The FTC is investigating Qualcomm, and Apple is suing them. Tim Cuplan, writing for Bloomberg, follows the money:
According to iSuppli, Apple's iPhone 7 has total component costs of $219.80 for the model with 32 gigabytes of storage. Assuming a licensing fee of 5 percent, Qualcomm receives $11 for every model Apple sells regardless of the fact that three of the most expensive items are the display (which Qualcomm doesn't make), the Apple-designed processor and the radio chips whose suppliers include Intel Corp., Broadcom Corp. and Skyworks Solutions Inc. If Apple were to increase the storage to 128 gigabytes, Qualcomm's revenue would increase accordingly despite the fact that it doesn't even make storage chips. Increase the display size (and thus the cost), Qualcomm collects. A better camera: You guessed it, more money to Qualcomm.

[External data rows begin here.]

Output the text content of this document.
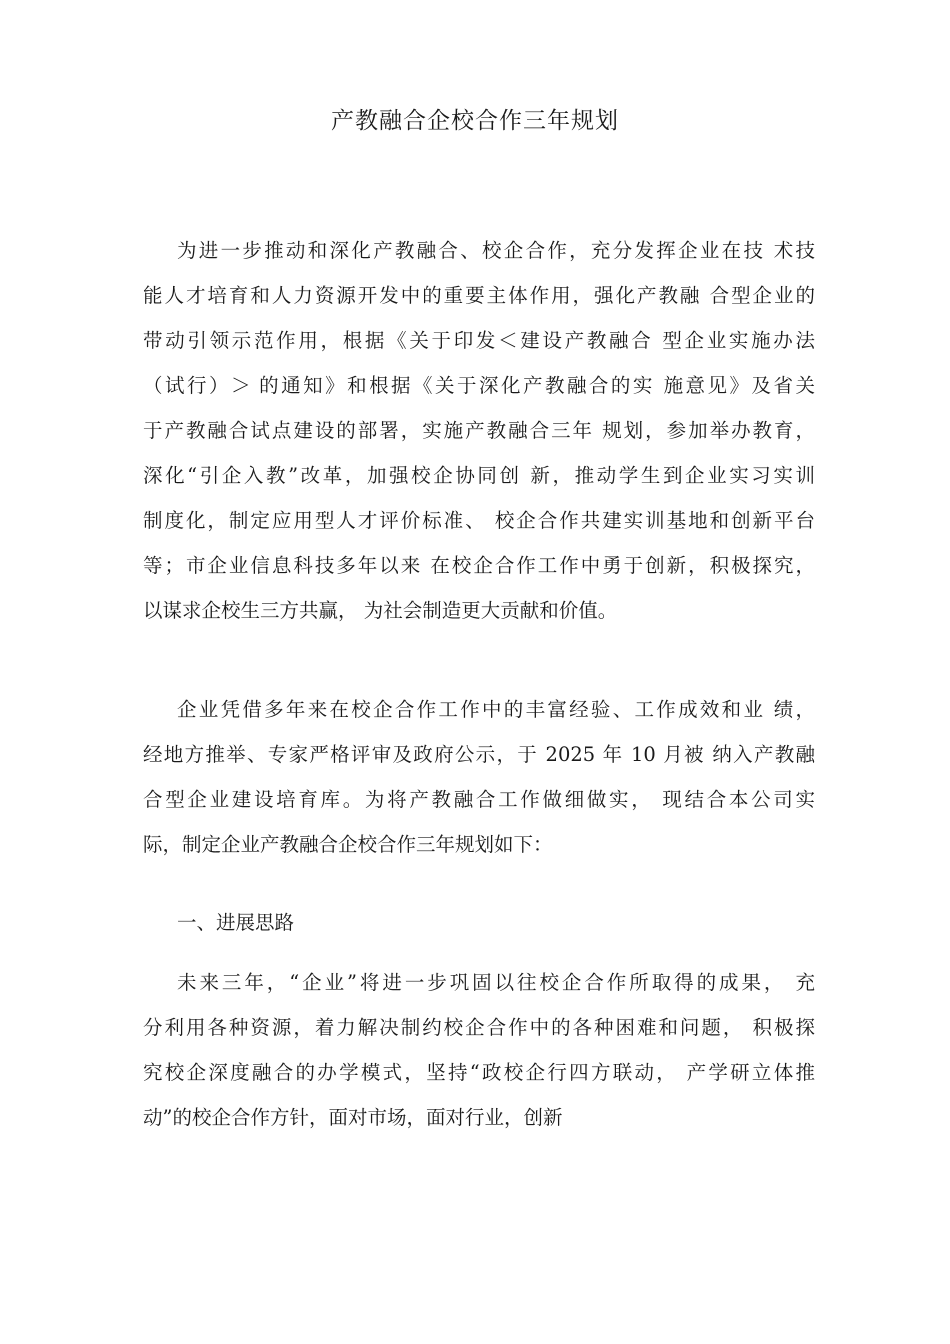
产教融合企校合作三年规划
为进一步推动和深化产教融合、校企合作，充分发挥企业在技 术技
能人才培育和人力资源开发中的重要主体作用，强化产教融 合型企业的
带动引领示范作用，根据《关于印发＜建设产教融合 型企业实施办法
（试行）＞ 的通知》和根据《关于深化产教融合的实 施意见》及省关
于产教融合试点建设的部署，实施产教融合三年 规划，参加举办教育，
深化“引企入教”改革，加强校企协同创 新，推动学生到企业实习实训
制度化，制定应用型人才评价标准、 校企合作共建实训基地和创新平台
等；市企业信息科技多年以来 在校企合作工作中勇于创新，积极探究，
以谋求企校生三方共赢， 为社会制造更大贡献和价值。
企业凭借多年来在校企合作工作中的丰富经验、工作成效和业 绩，
经地方推举、专家严格评审及政府公示，于 2025 年 10 月被 纳入产教融
合型企业建设培育库。为将产教融合工作做细做实， 现结合本公司实
际，制定企业产教融合企校合作三年规划如下：
一、进展思路
未来三年，“企业”将进一步巩固以往校企合作所取得的成果， 充
分利用各种资源，着力解决制约校企合作中的各种困难和问题， 积极探
究校企深度融合的办学模式，坚持“政校企行四方联动， 产学研立体推
动”的校企合作方针，面对市场，面对行业，创新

I heard similar a few years ago. Basically that you (Apple) pay, and pay a lot, regardless of whether or not you need the technology. For example, CDMA outside Verizon or Sprint. If you ever wondered why there was a $130 surcharge for iPads with cellular radios, that's the primary reason. Think about what that would translate into for a $3,000 MacBook Pro... and maybe why we don't have that MacBook Pro.
Either way, there are issues of standards-based FRAND technology patents, reasonableness, abusive practices, and the future of wireless to contend with here. Qualcomm — and CDMA — have arguably been holding us back for years.
Depending on how the FTC investigation and lawsuits turn out, that could finally be over.